Canadians are investing less to pay down debt for the first time in 10 years

By: Lisa Coxon on September 11, 2019

Canadians are investing less, opting instead to use their savings to pay down their debts. 

It’s the first decline in Canadians’ financial wealth since the 2008 recession, according to the 2019 Household Balance Sheet Report released on Tuesday by Investor Economics, a financial services industry research company.

The term “financial wealth” refers to a country’s deposits, investment funds, and direct holdings of securities. 

The debt-to-income ratio in Canada has been on the rise over the last decade. The report’s findings might be reassuring if Canadians’ debt was going down overall — but that's not the case, says Carlos Cardone, senior managing director of Investor Economics. 

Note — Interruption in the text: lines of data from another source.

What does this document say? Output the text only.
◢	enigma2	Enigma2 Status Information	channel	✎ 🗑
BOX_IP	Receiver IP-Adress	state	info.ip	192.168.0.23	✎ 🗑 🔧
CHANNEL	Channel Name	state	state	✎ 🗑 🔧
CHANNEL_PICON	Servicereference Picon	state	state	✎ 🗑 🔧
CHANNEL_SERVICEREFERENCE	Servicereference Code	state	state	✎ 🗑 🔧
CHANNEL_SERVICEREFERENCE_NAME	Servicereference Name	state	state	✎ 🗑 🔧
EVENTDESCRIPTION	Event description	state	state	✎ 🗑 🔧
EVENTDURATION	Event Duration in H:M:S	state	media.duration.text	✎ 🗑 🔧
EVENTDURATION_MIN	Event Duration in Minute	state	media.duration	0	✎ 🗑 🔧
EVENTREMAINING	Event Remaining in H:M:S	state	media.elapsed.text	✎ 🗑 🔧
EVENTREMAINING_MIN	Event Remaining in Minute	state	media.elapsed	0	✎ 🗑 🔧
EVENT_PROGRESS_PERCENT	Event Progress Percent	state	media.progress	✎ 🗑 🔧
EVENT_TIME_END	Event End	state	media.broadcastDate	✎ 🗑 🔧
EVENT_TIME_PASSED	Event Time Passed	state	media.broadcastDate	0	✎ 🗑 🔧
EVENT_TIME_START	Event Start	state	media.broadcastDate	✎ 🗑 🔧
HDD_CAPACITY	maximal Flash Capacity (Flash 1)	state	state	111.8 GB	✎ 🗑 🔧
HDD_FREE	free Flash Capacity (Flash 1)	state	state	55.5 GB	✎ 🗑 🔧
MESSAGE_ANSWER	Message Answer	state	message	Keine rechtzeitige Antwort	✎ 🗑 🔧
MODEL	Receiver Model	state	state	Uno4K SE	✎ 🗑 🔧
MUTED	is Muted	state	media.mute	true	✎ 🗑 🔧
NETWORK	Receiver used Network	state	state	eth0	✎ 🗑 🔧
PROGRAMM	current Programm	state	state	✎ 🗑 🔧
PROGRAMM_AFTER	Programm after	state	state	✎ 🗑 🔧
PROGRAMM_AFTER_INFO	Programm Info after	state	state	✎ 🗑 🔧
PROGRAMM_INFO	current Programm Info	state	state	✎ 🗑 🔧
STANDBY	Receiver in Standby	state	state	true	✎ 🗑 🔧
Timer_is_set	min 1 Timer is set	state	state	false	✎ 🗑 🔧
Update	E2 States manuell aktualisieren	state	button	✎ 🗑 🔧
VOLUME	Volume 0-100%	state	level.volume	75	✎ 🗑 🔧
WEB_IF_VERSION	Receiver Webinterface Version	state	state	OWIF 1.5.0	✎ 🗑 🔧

“Baby-boomers focused on debt reduction will be counterweighted by younger demographics entering their debt-taking years,” Cardone told the Globe. 

According to the report, an additional $45 billion in savings was diverted toward debt repayment in 2018, on top of what Canadians would have already repaid if interest rates and the market had remained unchanged.

But rising interest rates prompted many people to move money out of their high-interest savings accounts in order to pay down personal debt. The Bank of Canada raised its overnight interest rate three times in 2018.

The overnight interest rate is the rate at which banks can borrow money from the central bank. It determines what interest rate banks can attach to variable-rate products, such as home equity lines of credit (HELOCs).

According to Cardone, HELOCs cost around 4.25% to service, whereas a high-interest savings account typically earns about 1% of interest. Meaning, Canadians may have been paying more interest in servicing the debt than they were earning on their savings.

“This is money that is not going into financial assets – including money not going into tax-free saving accounts and registered retirement savings plans.”

Global economic uncertainty may have also been a factor in pushing people to tackle their debt. 

“The final months of 2018 delivered a sobering message to Canadian households and the financial services industry alike...” Goshka Folda, president and CEO of Investor Economics, told the Globe and Mail, referring to the escalating U.S.-China tariff war and Brexit concerns.

“This has translated into a sharper focus by Canadian households in diverting discretionary financial assets toward lowering personal debt.”